SFU Surrey will this month host the Metro Vancouver premiere of an award-winning documentary movie about a Surrey-raised murder victim.
The 25-minute My Name Was January film eulogizes January Marie Lapuz, who was stabbed to death at her home in New Westminster in September of 2012. She was 26.
A free screening will be held at SFU Surrey’s Westminster Savings Lecture Theatre on Thursday, Feb. 28 starting at 6 p.m., with a panel discussion to follow.
The event is sponsored by the SFU Department of Gender, Sexuality, and Women’s Studies as part of the Margaret Lowe Benston Lecture Series in Social Justice.
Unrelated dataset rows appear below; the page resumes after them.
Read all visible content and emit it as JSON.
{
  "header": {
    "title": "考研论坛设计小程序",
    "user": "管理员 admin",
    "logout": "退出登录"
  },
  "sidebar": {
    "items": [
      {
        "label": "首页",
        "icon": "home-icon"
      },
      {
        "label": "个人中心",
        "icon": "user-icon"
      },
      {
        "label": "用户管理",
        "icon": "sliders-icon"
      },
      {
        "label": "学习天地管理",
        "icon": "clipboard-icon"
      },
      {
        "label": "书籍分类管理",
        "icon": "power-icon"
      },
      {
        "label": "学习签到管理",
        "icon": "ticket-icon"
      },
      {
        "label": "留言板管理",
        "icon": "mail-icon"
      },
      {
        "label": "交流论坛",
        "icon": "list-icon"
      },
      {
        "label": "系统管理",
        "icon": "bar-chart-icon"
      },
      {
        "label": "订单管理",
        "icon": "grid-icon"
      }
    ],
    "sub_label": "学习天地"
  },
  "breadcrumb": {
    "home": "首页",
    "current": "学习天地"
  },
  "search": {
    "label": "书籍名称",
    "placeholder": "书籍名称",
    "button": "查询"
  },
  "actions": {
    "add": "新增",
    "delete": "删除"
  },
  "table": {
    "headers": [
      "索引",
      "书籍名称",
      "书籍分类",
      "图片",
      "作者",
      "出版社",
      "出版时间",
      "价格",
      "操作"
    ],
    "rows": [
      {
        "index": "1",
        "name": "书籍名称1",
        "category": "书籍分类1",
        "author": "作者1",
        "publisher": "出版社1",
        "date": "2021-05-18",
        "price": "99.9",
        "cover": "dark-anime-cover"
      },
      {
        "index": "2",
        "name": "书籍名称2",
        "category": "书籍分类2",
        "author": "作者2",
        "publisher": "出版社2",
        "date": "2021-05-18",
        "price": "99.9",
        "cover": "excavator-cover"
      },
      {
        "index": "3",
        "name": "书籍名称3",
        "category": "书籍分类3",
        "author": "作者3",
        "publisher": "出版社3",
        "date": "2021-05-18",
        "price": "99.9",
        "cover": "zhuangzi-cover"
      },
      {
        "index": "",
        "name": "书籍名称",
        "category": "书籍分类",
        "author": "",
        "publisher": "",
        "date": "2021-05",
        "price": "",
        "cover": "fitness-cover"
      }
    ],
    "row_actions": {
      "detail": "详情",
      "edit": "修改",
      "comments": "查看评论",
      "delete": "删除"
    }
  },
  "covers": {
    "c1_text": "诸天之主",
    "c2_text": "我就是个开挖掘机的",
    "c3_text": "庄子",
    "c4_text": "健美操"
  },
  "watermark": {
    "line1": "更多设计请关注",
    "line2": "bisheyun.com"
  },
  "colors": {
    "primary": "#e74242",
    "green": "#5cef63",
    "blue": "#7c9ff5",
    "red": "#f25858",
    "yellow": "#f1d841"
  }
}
In a post at eventbrite.ca, department chair Lara Campbell says My Name Was January “embodies the deepest principles of social justice” and that “the department is honoured to support and honour the lives of trans women.”
The panel discussion will be facilitated by Jennifer Marchbank, a professor at SFU, and participants will include producer and cast member Alex Sangha, directors Elina Gress and Lenée Son and cast members Velvet Steele and Natasha Adsit.
Sangha said the project was created to pay tribute to his departed friend and ally at the Sher Vancouver, a non-profit society for LGBTQ South Asians and supporters.
“When a trans sister, January Marie Lapuz, is brutally murdered in her own home, a community reacts and her friends and other trans women of colour come to share and voice their issues, concerns, and challenges,” reads the film synopsis.
“January was seen as a bright light in the lives of many. This is a story of January, a friend, a daughter, a person. This film will not only bring justice to January, but to all women who have lost their lives. January had a beautiful soul, and now part of her soul rests in each and every one of us.”
Lapuz’s killer pleaded guilty to manslaughter and in 2014 was sentenced to eight years in prison.
My Name Was January has earned nine awards and other accolades at film festivals around the world, according to Sangha. The film is a “local, grassroots, community project shot entirely in Metro Vancouver,” he told the Now-Leader in September.
The doc is available in DVD and Blu-Ray format through Vancouver-based Moving Images Distribution (movingimages.ca).